I have a Wiener process $W(t)$, which is a normally distributed random variable with mean $\langle W(t)\rangle = \mu = 0$ and variance $\langle W(t)^2\rangle = \sigma^2 = t$. The angled brackets $\langle\ \rangle$ indicate an average over all realisations of the Wiener process.
The Wiener increment $\Delta W$ is defined as:
$\Delta W(t) = W(t + \Delta t) - W(t) $
which corresponds to the time increment $\Delta t$. The mean of $\Delta W$ is zero, since the means of both $W(t + \Delta t)$ and $ W(t) $ are zero.
I am trying to derive the variance of $\Delta W$, which is $\langle (\Delta W)^2\rangle$. So far I have:
$(\Delta W)^2 = W(t + \Delta t)^2 + W(t)^2 -2W(t + \Delta t)W(t) $
$\langle (\Delta W)^2\rangle = \langle W(t + \Delta t)^2\rangle + \langle W(t)^2\rangle -2\langle W(t + \Delta t)W(t)\rangle$
$\langle (\Delta W)^2\rangle = t + \Delta t + t -2\langle W(t + \Delta t)W(t)\rangle$
I am not sure how to evaluate the last term (or if what I have done so far is correct) and would appreciate some help. I have been told that the correct answer is $\Delta t$ and am trying to verify this. Many thanks!
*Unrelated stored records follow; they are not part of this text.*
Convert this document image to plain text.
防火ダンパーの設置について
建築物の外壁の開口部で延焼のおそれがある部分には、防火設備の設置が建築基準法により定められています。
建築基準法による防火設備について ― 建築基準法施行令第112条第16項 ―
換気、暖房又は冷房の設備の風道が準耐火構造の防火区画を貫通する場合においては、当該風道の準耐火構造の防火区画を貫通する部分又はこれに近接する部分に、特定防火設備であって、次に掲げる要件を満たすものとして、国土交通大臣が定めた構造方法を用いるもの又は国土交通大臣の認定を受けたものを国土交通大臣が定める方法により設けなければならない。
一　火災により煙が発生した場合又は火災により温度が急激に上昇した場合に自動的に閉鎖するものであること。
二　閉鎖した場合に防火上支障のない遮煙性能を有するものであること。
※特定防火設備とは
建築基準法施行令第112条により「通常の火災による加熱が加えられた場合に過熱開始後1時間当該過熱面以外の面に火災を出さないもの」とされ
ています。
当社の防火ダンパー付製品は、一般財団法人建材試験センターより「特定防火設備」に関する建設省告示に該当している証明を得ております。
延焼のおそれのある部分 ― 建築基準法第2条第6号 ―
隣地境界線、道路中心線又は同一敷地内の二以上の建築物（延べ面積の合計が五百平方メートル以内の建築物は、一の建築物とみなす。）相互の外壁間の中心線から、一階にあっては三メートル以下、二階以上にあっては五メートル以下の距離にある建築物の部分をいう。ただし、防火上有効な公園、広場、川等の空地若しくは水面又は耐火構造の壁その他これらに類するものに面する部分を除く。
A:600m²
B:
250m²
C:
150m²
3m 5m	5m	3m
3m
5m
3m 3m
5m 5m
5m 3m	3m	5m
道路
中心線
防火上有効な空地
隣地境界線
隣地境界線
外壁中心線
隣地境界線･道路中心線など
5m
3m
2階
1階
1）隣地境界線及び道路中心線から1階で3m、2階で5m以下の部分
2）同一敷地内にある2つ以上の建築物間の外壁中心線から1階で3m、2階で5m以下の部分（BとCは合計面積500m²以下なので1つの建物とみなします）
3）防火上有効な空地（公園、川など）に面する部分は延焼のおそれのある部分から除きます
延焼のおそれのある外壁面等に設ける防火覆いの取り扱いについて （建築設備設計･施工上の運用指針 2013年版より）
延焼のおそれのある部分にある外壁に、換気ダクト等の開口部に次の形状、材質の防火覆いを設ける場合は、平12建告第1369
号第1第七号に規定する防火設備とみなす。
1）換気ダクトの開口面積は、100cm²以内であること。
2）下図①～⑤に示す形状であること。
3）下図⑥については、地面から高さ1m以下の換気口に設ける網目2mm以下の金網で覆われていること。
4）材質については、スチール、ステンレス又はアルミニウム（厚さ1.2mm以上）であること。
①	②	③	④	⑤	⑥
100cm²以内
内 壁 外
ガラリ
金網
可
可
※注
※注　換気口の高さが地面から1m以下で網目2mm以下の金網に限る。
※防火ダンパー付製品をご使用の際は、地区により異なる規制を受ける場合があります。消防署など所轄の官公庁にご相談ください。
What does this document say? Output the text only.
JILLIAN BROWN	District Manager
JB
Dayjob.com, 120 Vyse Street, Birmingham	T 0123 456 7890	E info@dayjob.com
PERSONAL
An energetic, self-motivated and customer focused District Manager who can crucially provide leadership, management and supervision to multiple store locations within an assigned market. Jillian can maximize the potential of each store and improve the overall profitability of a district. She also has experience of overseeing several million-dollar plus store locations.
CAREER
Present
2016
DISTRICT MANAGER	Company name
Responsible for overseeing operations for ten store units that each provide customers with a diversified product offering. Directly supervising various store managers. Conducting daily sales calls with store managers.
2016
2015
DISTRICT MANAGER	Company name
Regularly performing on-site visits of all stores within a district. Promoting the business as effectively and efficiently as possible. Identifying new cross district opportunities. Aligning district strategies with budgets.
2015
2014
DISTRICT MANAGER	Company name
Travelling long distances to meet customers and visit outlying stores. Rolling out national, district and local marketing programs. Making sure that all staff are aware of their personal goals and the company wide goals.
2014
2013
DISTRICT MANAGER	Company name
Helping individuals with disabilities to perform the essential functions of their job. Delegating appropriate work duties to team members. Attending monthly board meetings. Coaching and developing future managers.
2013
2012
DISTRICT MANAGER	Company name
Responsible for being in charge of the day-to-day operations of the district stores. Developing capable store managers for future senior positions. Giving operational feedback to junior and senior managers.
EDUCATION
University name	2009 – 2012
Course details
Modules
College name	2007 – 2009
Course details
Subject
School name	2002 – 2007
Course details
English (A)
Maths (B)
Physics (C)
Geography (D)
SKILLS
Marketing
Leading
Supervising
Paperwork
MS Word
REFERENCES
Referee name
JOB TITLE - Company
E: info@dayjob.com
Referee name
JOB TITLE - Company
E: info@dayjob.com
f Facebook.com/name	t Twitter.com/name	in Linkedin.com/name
So you can take a shortcut if you know that the Wiener process has independent increments. This is stronger than merely being Markov, because it follows that the distribution of the increments starting from a time $t$ do not depend even on $W_t$. Once you know that (which in some definitions of the Wiener process is built into the definition), it follows that the distribution and thus moments of $\Delta W$ do not depend on $W$ at the initial time. Thus in particular moments of $W_t - W_s$ for $t \geq s$ are just the same moments of $W_{t-s}$.
But the alternative is to show that the covariance function of the Wiener process is $E[W_t W_s] = \min \{ t,s \}$. Exactly how to do this will depend on what you already have available to you to use.